The Syrian opposition is on the verge of its own civil war after clashes broke out Wednesday between Syrian rebels affiliated with al-Qaeda and others affiliated with the Free Syrian Army (FSA) in the north and east of the country.
The al-Qaeda group Islamic State of Iraq and Syria (ISIS) overran
the northern border city of Azaz, which is 3 miles from a key official border crossing with Turkey.
Fighters from Liwa al-Tawhid — a powerful rebel group which is linked to the FSA but has good relations with al Qaeda — arrived from Aleppo to attempt to mediate the dispute. It sounds like negotiations failed.

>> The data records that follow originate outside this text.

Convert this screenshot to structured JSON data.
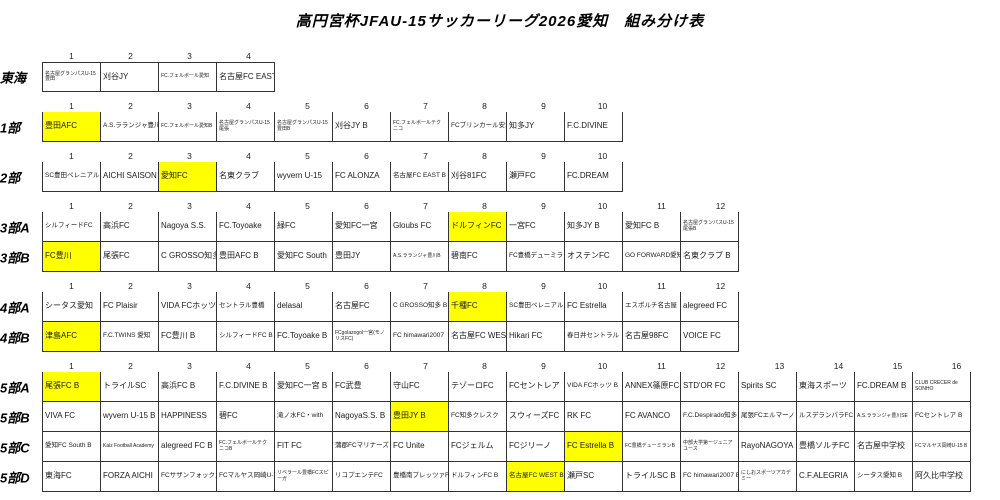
{
  "title": "高円宮杯JFAU-15サッカーリーグ2026愛知　組み分け表",
  "colors": {
    "highlight": "#ffff00",
    "border": "#333333",
    "background": "#ffffff"
  },
  "groups": [
    {
      "label": "東海",
      "numbers": true,
      "gap": true,
      "teams": [
        {
          "name": "名古屋グランパスU-15豊田"
        },
        {
          "name": "刈谷JY"
        },
        {
          "name": "FC.フェルボール愛知"
        },
        {
          "name": "名古屋FC EAST"
        }
      ]
    },
    {
      "label": "1部",
      "numbers": true,
      "gap": true,
      "teams": [
        {
          "name": "豊田AFC",
          "highlight": true
        },
        {
          "name": "A.S.ラランジャ豊川"
        },
        {
          "name": "FC.フェルボール愛知B"
        },
        {
          "name": "名古屋グランパスU-15尾張"
        },
        {
          "name": "名古屋グランパスU-15豊田B"
        },
        {
          "name": "刈谷JY B"
        },
        {
          "name": "FC.フェルボールテクニコ"
        },
        {
          "name": "FCブリンカール安城"
        },
        {
          "name": "知多JY"
        },
        {
          "name": "F.C.DIVINE"
        }
      ]
    },
    {
      "label": "2部",
      "numbers": true,
      "gap": true,
      "teams": [
        {
          "name": "SC豊田ペレニアル"
        },
        {
          "name": "AICHI SAISON"
        },
        {
          "name": "愛知FC",
          "highlight": true
        },
        {
          "name": "名東クラブ"
        },
        {
          "name": "wyvern U-15"
        },
        {
          "name": "FC ALONZA"
        },
        {
          "name": "名古屋FC EAST B"
        },
        {
          "name": "刈谷81FC"
        },
        {
          "name": "瀬戸FC"
        },
        {
          "name": "FC.DREAM"
        }
      ]
    },
    {
      "label": "3部A",
      "numbers": true,
      "gap": true,
      "teams": [
        {
          "name": "シルフィードFC"
        },
        {
          "name": "高浜FC"
        },
        {
          "name": "Nagoya S.S."
        },
        {
          "name": "FC.Toyoake"
        },
        {
          "name": "緑FC"
        },
        {
          "name": "愛知FC一宮"
        },
        {
          "name": "Gloubs FC"
        },
        {
          "name": "ドルフィンFC",
          "highlight": true
        },
        {
          "name": "一宮FC"
        },
        {
          "name": "知多JY B"
        },
        {
          "name": "愛知FC B"
        },
        {
          "name": "名古屋グランパスU-15尾張B"
        }
      ]
    },
    {
      "label": "3部B",
      "numbers": false,
      "gap": false,
      "teams": [
        {
          "name": "FC豊川",
          "highlight": true
        },
        {
          "name": "尾張FC"
        },
        {
          "name": "C GROSSO知多"
        },
        {
          "name": "豊田AFC B"
        },
        {
          "name": "愛知FC South"
        },
        {
          "name": "豊田JY"
        },
        {
          "name": "A.S.ラランジャ豊川B"
        },
        {
          "name": "碧南FC"
        },
        {
          "name": "FC豊橋デューミラン"
        },
        {
          "name": "オステンFC"
        },
        {
          "name": "GO FORWARD愛知"
        },
        {
          "name": "名東クラブ B"
        }
      ]
    },
    {
      "label": "4部A",
      "numbers": true,
      "gap": true,
      "teams": [
        {
          "name": "シータス愛知"
        },
        {
          "name": "FC Plaisir"
        },
        {
          "name": "VIDA FCホッツ"
        },
        {
          "name": "セントラル豊橋"
        },
        {
          "name": "delasal"
        },
        {
          "name": "名古屋FC"
        },
        {
          "name": "C GROSSO知多 B"
        },
        {
          "name": "千種FC",
          "highlight": true
        },
        {
          "name": "SC豊田ペレニアルB"
        },
        {
          "name": "FC Estrella"
        },
        {
          "name": "エスポルチ名古屋"
        },
        {
          "name": "alegreed FC"
        }
      ]
    },
    {
      "label": "4部B",
      "numbers": false,
      "gap": false,
      "teams": [
        {
          "name": "津島AFC",
          "highlight": true
        },
        {
          "name": "F.C.TWINS 愛知"
        },
        {
          "name": "FC豊川 B"
        },
        {
          "name": "シルフィードFC B"
        },
        {
          "name": "FC.Toyoake B"
        },
        {
          "name": "FCgolazogol一宮(モノリスFC)"
        },
        {
          "name": "FC himawari2007"
        },
        {
          "name": "名古屋FC WEST"
        },
        {
          "name": "Hikari FC"
        },
        {
          "name": "春日井セントラル"
        },
        {
          "name": "名古屋98FC"
        },
        {
          "name": "VOICE FC"
        }
      ]
    },
    {
      "label": "5部A",
      "numbers": true,
      "gap": true,
      "teams": [
        {
          "name": "尾張FC B",
          "highlight": true
        },
        {
          "name": "トライルSC"
        },
        {
          "name": "高浜FC B"
        },
        {
          "name": "F.C.DIVINE B"
        },
        {
          "name": "愛知FC一宮 B"
        },
        {
          "name": "FC武豊"
        },
        {
          "name": "守山FC"
        },
        {
          "name": "テゾーロFC"
        },
        {
          "name": "FCセントレア"
        },
        {
          "name": "VIDA FCホッツ B"
        },
        {
          "name": "ANNEX篠原FC"
        },
        {
          "name": "STD'OR FC"
        },
        {
          "name": "Spirits SC"
        },
        {
          "name": "東海スポーツ"
        },
        {
          "name": "FC.DREAM B"
        },
        {
          "name": "CLUB CRECER de SONHO"
        }
      ]
    },
    {
      "label": "5部B",
      "numbers": false,
      "gap": false,
      "teams": [
        {
          "name": "VIVA FC"
        },
        {
          "name": "wyvern U-15 B"
        },
        {
          "name": "HAPPINESS"
        },
        {
          "name": "碧FC"
        },
        {
          "name": "滝ノ水FC・with"
        },
        {
          "name": "NagoyaS.S. B"
        },
        {
          "name": "豊田JY B",
          "highlight": true
        },
        {
          "name": "FC知多クレスク"
        },
        {
          "name": "スウィーズFC"
        },
        {
          "name": "RK FC"
        },
        {
          "name": "FC AVANCO"
        },
        {
          "name": "F.C.Despirado知多"
        },
        {
          "name": "尾張FCエルマーノ"
        },
        {
          "name": "ルスデランパラFC"
        },
        {
          "name": "A.S.ラランジャ豊川SE"
        },
        {
          "name": "FCセントレア B"
        }
      ]
    },
    {
      "label": "5部C",
      "numbers": false,
      "gap": false,
      "teams": [
        {
          "name": "愛知FC South B"
        },
        {
          "name": "Kalz Football Academy"
        },
        {
          "name": "alegreed FC B"
        },
        {
          "name": "FC.フェルボールテクニコB"
        },
        {
          "name": "FIT FC"
        },
        {
          "name": "蒲郡FCマリナーズ"
        },
        {
          "name": "FC Unite"
        },
        {
          "name": "FCジェルム"
        },
        {
          "name": "FCジリーノ"
        },
        {
          "name": "FC Estrella B",
          "highlight": true
        },
        {
          "name": "FC豊橋デューミランB"
        },
        {
          "name": "中部大学第一ジュニアユース"
        },
        {
          "name": "RayoNAGOYA"
        },
        {
          "name": "豊橋ソルチFC"
        },
        {
          "name": "名古屋中学校"
        },
        {
          "name": "FCマルヤス岡崎U-15 B"
        }
      ]
    },
    {
      "label": "5部D",
      "numbers": false,
      "gap": false,
      "teams": [
        {
          "name": "東海FC"
        },
        {
          "name": "FORZA AICHI"
        },
        {
          "name": "FCサザンフォックス"
        },
        {
          "name": "FCマルヤス岡崎U-15"
        },
        {
          "name": "リベラール豊橋FCスピーガ"
        },
        {
          "name": "リコプエンテFC"
        },
        {
          "name": "豊橋南プレッツァFC"
        },
        {
          "name": "ドルフィンFC B"
        },
        {
          "name": "名古屋FC WEST B",
          "highlight": true
        },
        {
          "name": "瀬戸SC"
        },
        {
          "name": "トライルSC B"
        },
        {
          "name": "FC himawari2007 B"
        },
        {
          "name": "にしおスポーツアカデミー"
        },
        {
          "name": "C.F.ALEGRIA"
        },
        {
          "name": "シータス愛知 B"
        },
        {
          "name": "阿久比中学校"
        }
      ]
    }
  ]
}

Jenan Moussa, a reporter for Dubai-based Al Aan TV who is at the border, reports that fighting has started. Moussa and Al Jazeera reporter Anita McNaught report
that Liwa al-Tawhid, the largest rebel group in Aleppo, is now fighting ISIS on the side of the FSA.

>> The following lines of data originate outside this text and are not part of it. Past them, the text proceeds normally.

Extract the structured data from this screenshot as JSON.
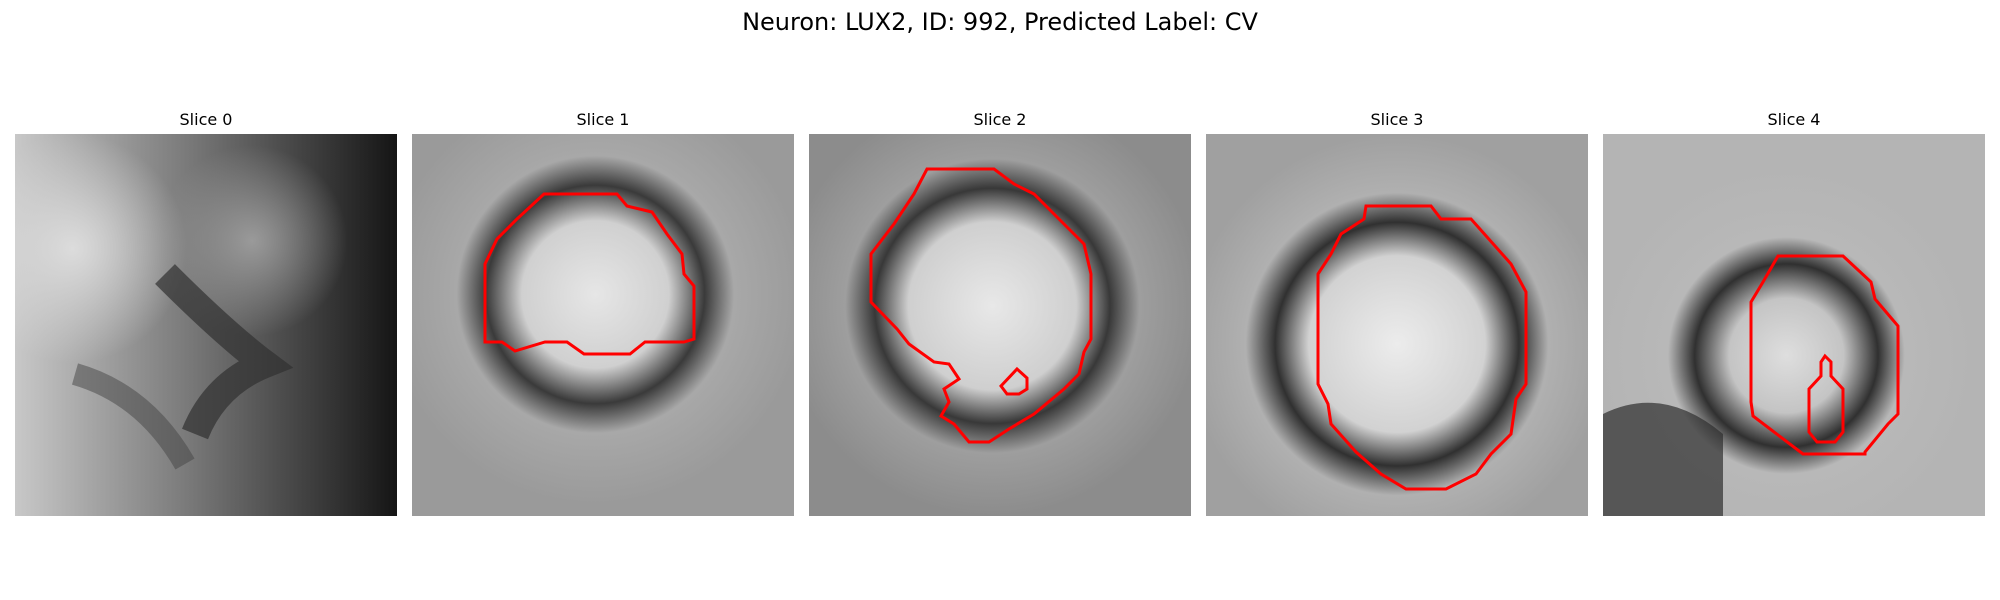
{
  "figure": {
    "title": "Neuron: LUX2, ID: 992, Predicted Label: CV"
  },
  "panels": [
    {
      "title": "Slice 0",
      "has_contour": false
    },
    {
      "title": "Slice 1",
      "has_contour": true
    },
    {
      "title": "Slice 2",
      "has_contour": true
    },
    {
      "title": "Slice 3",
      "has_contour": true
    },
    {
      "title": "Slice 4",
      "has_contour": true
    }
  ],
  "colors": {
    "contour": "#ff0000",
    "background": "#ffffff"
  }
}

If true that Liwa’ al-Tawhid is fighting with FSA battalions against ISIS that is quite significant.
— Aaron Y. Zelin (@azelin) September 19, 2013
Last month ISIS pushed the FSA’s Ahfad al-Rasoul brigades out of Raqqa with attacks including suicide car bombs. And last week ISIS began an operation called “The Repudiation of Malignity” around Syria’s largest city of Aleppo.
On Wednesday ISIS and FSA rebels battled in the eastern city of Deir Ezzor. And it seems that after Azaz, the FSA and less-extreme rebel groups are pushing back.
“There’s been a real shift in focus [among Syrians in the north],” a Western official working with the opposition told The Wall Street Journal. “A sense of ‘We can’t get rid of the regime without getting rid of [ISIS] first.'”
This could escalate quickly. We’ll keep this post updated.